Banc de thon rouge (Thunnus thynnus). / Tom Puchner / Flickr CC

Fin de trêve pour le thon rouge : il va à nouveau être soumis à une pêche intensive. Les quotas qui le concernent vont être fortement revus à la hausse. Ainsi en a décidé, mardi 21 novembre, à Marrakech (Maroc), la Commission internationale pour la conservation des thonidés de l’Atlantique (Cicta, ou Iccat en anglais) dans laquelle siègent 51 Etats plus l’Union européenne. Les taux de capture vont progressivement augmenter pour atteindre 32 240 tonnes autorisées pour l’année 2019, puis 36 000 tonnes l’année suivante, soit 52 % de plus qu’aujourd’hui (la limite est fixée à 23 655 en 2017).

Ce choix marque la fin d’une période de précaution vis-à-vis d’une espèce dont les stocks avaient connu un déclin inquiétant dans les années 2000. Les scientifiques estimaient alors que la biomasse des thons rouges de l’Atlantique Est et de la Méditerranée avait diminué de moitié depuis les années 1950.

Sous la pression des associations de défense de l’environnement – mobilisées pendant une décennie pour sauver ce gros poisson menacé par la surpêche – et de nombreux avis scientifiques, des mesures de restriction très strictes avaient été imposées aux pêcheurs à partir de 2007 : les prises ont ainsi été fixées à 13 500 tonnes plusieurs années de suite. Depuis, les populations de thon rouge (Thunnus thynnus) se portent mieux. Pour les partisans de la pêche durable, ce succès en fait une espèce emblématique, une illustration positive d’une gestion maîtrisée de la ressource halieutique.

Engraissés en cage

Mais la prudence accompagnant ce rétablissement qui devait initialement s’étaler jusqu’en 2022 vient d’être reconsidérée. Le comité de recherches et de statistiques de la Cicta a rendu cet été un rapport optimiste, quoique incitant à ne pas excéder un plafond de 30 000 tonnes en 2020. Le débat perdure sur la fragilité de la reconstitution du stock de ce poisson très recherché, compte tenu des incertitudes pesant sur les estimations des scientifiques. Ces derniers travaillent à partir des statistiques fournies par les Etats – souvent imprécises quant à la quantité et la taille des prises –, et de déclarations fréquemment sous-évaluées.
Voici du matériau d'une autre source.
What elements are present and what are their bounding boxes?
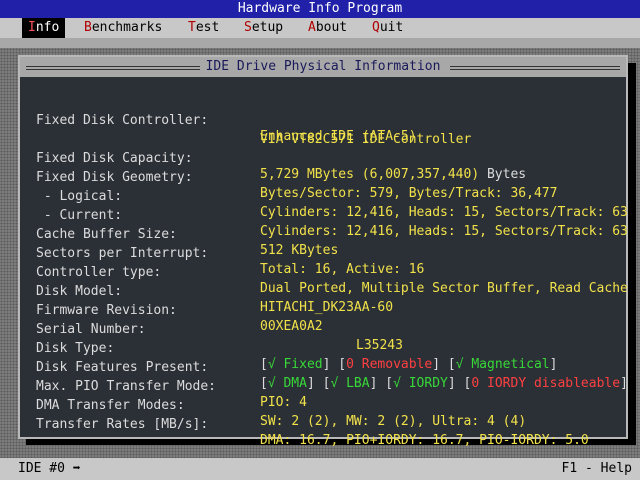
row-sectors-interrupt: Sectors per Interrupt: Total: 16, Active…: [36, 230, 626, 277]
title-rule-right: [450, 66, 620, 70]
row-dma-modes: DMA Transfer Modes: SW: 2 (2), MW: 2 (2)…: [36, 382, 626, 429]
menu-info[interactable]: Info: [22, 18, 66, 38]
menu-benchmarks-hotkey: B: [84, 20, 92, 35]
panel-title-bar: IDE Drive Physical Information: [20, 57, 626, 77]
menu-quit-hotkey: Q: [372, 20, 380, 35]
desktop-strip: [0, 38, 640, 48]
row-disk-type: Disk Type: [√ Fixed] [0 Removable] [√ Ma…: [36, 325, 626, 372]
rate-key: , PIO+IORDY:: [330, 433, 433, 448]
menu-setup-label: etup: [251, 20, 284, 35]
row-features: Disk Features Present: [√ DMA] [√ LBA] […: [36, 344, 628, 391]
help-hint[interactable]: F1 - Help: [562, 458, 632, 480]
rate-val: 16.7: [432, 433, 464, 448]
rate-val: 16.7: [299, 433, 331, 448]
row-cache: Cache Buffer Size: 512 KBytes: [36, 211, 626, 258]
menu-info-label: nfo: [35, 20, 60, 35]
drive-selector[interactable]: IDE #0 ➡: [18, 458, 81, 480]
menu-quit-label: uit: [379, 20, 404, 35]
row-transfer-rates: Transfer Rates [MB/s]: DMA: 16.7, PIO+IO…: [36, 401, 626, 448]
row-controller-chip: VIA VT82C571 IDE Controller: [36, 116, 626, 147]
rate-val: 5.0: [565, 433, 589, 448]
status-bar: IDE #0 ➡ F1 - Help: [0, 458, 640, 480]
menu-about[interactable]: About: [302, 18, 353, 38]
row-disk-model: Disk Model: HITACHI_DK23AA-60: [36, 268, 626, 315]
row-logical: - Logical: Cylinders: 12,416, Heads: 15,…: [36, 173, 628, 220]
menu-benchmarks-label: enchmarks: [91, 20, 163, 35]
menu-test[interactable]: Test: [182, 18, 225, 38]
menu-quit[interactable]: Quit: [366, 18, 409, 38]
row-pio-mode: Max. PIO Transfer Mode: PIO: 4: [36, 363, 626, 410]
ide-info-panel: IDE Drive Physical Information Fixed Dis…: [18, 55, 628, 448]
panel-title: IDE Drive Physical Information: [199, 59, 447, 74]
menu-setup[interactable]: Setup: [238, 18, 289, 38]
row-capacity: Fixed Disk Capacity: 5,729 MBytes (6,007…: [36, 135, 626, 182]
row-value: DMA: 16.7, PIO+IORDY: 16.7, PIO-IORDY: 5…: [260, 433, 589, 449]
menu-info-hotkey: I: [28, 20, 36, 35]
row-controller-type: Controller type: Dual Ported, Multiple S…: [36, 249, 628, 296]
rate-key: , PIO-IORDY:: [463, 433, 566, 448]
rate-key: DMA:: [260, 433, 300, 448]
menu-setup-hotkey: S: [244, 20, 252, 35]
menu-about-hotkey: A: [308, 20, 316, 35]
window-title: Hardware Info Program: [0, 0, 640, 18]
row-current: - Current: Cylinders: 12,416, Heads: 15,…: [36, 192, 628, 239]
row-label: Transfer Rates [MB/s]:: [36, 417, 209, 432]
menu-bar: Info Benchmarks Test Setup About Quit: [0, 18, 640, 38]
menu-about-label: bout: [315, 20, 348, 35]
panel-shadow-right: [628, 63, 636, 445]
menu-benchmarks[interactable]: Benchmarks: [78, 18, 168, 38]
menu-test-label: est: [195, 20, 220, 35]
row-firmware: Firmware Revision: 00XEA0A2: [36, 287, 626, 334]
row-geometry: Fixed Disk Geometry: Bytes/Sector: 579, …: [36, 154, 626, 201]
menu-test-hotkey: T: [188, 20, 196, 35]
row-serial: Serial Number: L35243: [36, 306, 626, 353]
row-controller: Fixed Disk Controller: Enhanced IDE (ATA…: [36, 97, 626, 144]
title-rule-left: [26, 66, 216, 70]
Le Fonds mondial pour la nature (WWF), qui se dit « profondément déçu » par les décisions de la Cicta, demande à son comité scientifique « de revoir sa méthodologie afin de donner à l’avenir des avis scientifiques robustes et clairs ». « Nous considérons qu’un quota de 28 000 tonnes en 2020 aurait donné de bonnes chances au stock de thon rouge de continuer à croître, assure Théa Jacob, chargée de programme cétacés et pêche durable pour le WWF France. Là, c’est trop et aussi trop rapide. Cette bataille pour le thon rouge montre qu’un succès peut être aussi dur à gérer qu’une crise. »
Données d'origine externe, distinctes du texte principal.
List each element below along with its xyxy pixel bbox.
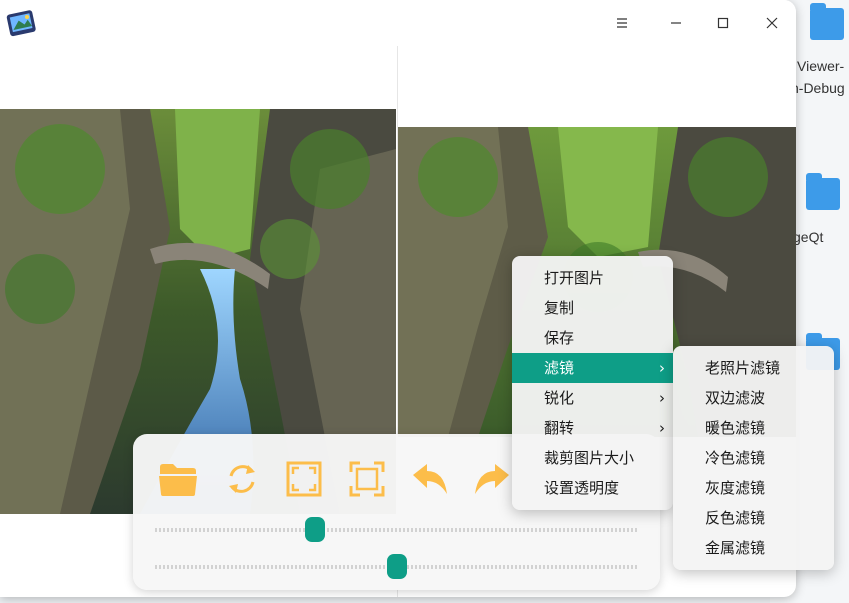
original-size-button[interactable] bbox=[346, 458, 388, 500]
folder-icon bbox=[159, 464, 197, 496]
context-menu: 打开图片 复制 保存 滤镜 › 锐化 › 翻转 › 裁剪图片大小 设置透明度 bbox=[512, 256, 673, 510]
brightness-slider[interactable] bbox=[155, 517, 639, 542]
slider-track bbox=[155, 528, 639, 532]
hamburger-menu-icon[interactable] bbox=[607, 8, 637, 38]
chevron-right-icon: › bbox=[659, 419, 665, 437]
chevron-right-icon: › bbox=[659, 389, 665, 407]
title-bar bbox=[0, 0, 796, 46]
maximize-button[interactable] bbox=[708, 8, 738, 38]
app-logo-icon bbox=[6, 6, 38, 38]
rotate-icon bbox=[229, 465, 255, 493]
submenu-item-old-photo[interactable]: 老照片滤镜 bbox=[673, 353, 834, 383]
filter-submenu: 老照片滤镜 双边滤波 暖色滤镜 冷色滤镜 灰度滤镜 反色滤镜 金属滤镜 bbox=[673, 346, 834, 570]
submenu-item-invert[interactable]: 反色滤镜 bbox=[673, 503, 834, 533]
slider-thumb[interactable] bbox=[387, 554, 407, 579]
redo-button[interactable] bbox=[471, 458, 513, 500]
redo-arrow-icon bbox=[475, 464, 509, 494]
contrast-slider[interactable] bbox=[155, 554, 639, 579]
close-button[interactable] bbox=[757, 8, 787, 38]
fit-frame-icon bbox=[286, 461, 322, 497]
submenu-item-cool[interactable]: 冷色滤镜 bbox=[673, 443, 834, 473]
menu-item-open-image[interactable]: 打开图片 bbox=[512, 263, 673, 293]
menu-item-copy[interactable]: 复制 bbox=[512, 293, 673, 323]
folder-icon[interactable] bbox=[806, 173, 840, 210]
desktop-item-label[interactable]: n-Debug bbox=[791, 80, 845, 96]
menu-item-save[interactable]: 保存 bbox=[512, 323, 673, 353]
menu-item-filter[interactable]: 滤镜 › bbox=[512, 353, 673, 383]
menu-item-crop-size[interactable]: 裁剪图片大小 bbox=[512, 443, 673, 473]
submenu-item-grayscale[interactable]: 灰度滤镜 bbox=[673, 473, 834, 503]
submenu-item-bilateral[interactable]: 双边滤波 bbox=[673, 383, 834, 413]
menu-item-opacity[interactable]: 设置透明度 bbox=[512, 473, 673, 503]
submenu-item-metal[interactable]: 金属滤镜 bbox=[673, 533, 834, 563]
menu-item-sharpen[interactable]: 锐化 › bbox=[512, 383, 673, 413]
menu-item-flip[interactable]: 翻转 › bbox=[512, 413, 673, 443]
folder-icon[interactable] bbox=[810, 3, 844, 40]
crop-frame-icon bbox=[349, 461, 385, 497]
fit-window-button[interactable] bbox=[283, 458, 325, 500]
rotate-button[interactable] bbox=[221, 458, 263, 500]
undo-arrow-icon bbox=[413, 464, 447, 494]
open-folder-button[interactable] bbox=[157, 458, 199, 500]
undo-button[interactable] bbox=[409, 458, 451, 500]
desktop-item-label[interactable]: geQt bbox=[793, 229, 823, 245]
desktop-item-label[interactable]: Viewer- bbox=[797, 58, 844, 74]
chevron-right-icon: › bbox=[659, 359, 665, 377]
minimize-button[interactable] bbox=[661, 8, 691, 38]
slider-thumb[interactable] bbox=[304, 517, 325, 542]
submenu-item-warm[interactable]: 暖色滤镜 bbox=[673, 413, 834, 443]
« Augmenter si rapidement les taux de capture revient à jouer à la loterie, analyse pour sa part François Chartier, responsable de la campagne Océan pour Greenpeace. D’autant qu’on connaît mal les captures de thons prélevés en mer pour être engraissés en cage dans des pays méditerranéens, en particulier à Malte. » « La filière d’élevage qui s’est développée à partir des années 2000 n’est pas durable, abonde Théa Jacob. Pour obtenir un kilo de thon rouge, il faut fournir 12 à 17 kg de nourriture. »

Protéger aussi le requin-taupe bleu

La Cicta a aussi décidé d’étendre la pêche pour répondre aux demandes pressantes des pays du sud de la Méditerranée (Turquie, Libye, Maroc, Algérie…) d’obtenir une part plus importante de quotas, sans trop toucher celle des pays européens. En France, les thoniers senneurs et le secteur industriel captent l’essentiel du quota, au grand dam des petits pêcheurs.

Par ailleurs, le thon rouge est la plus médiatique, mais pas la seule des trente espèces gérées par la Cicta. L’alliance d’ONG Shark Advocates International – qui défend les requins sous l’égide de The Ocean Foundation –, reproche à cette organisation internationale de gestion des pêches son peu d’empressement à protéger aussi de la surpêche le requin-taupe bleu, bien mal en point dans l’Atlantique.

Elle dénonce aussi son incapacité à adopter des mesures fiables pour mettre fin à la pratique du finning, qui consiste à découper les ailerons des requins avant, bien souvent, de les rejeter par-dessus bord. Les ONG considèrent que la seule règle véritablement efficace consiste à obliger les bateaux de pêche à débarquer les carcasses de requins avec leurs nageoires encore attachées, comme l’exigent l’Union européenne et les Etats-Unis.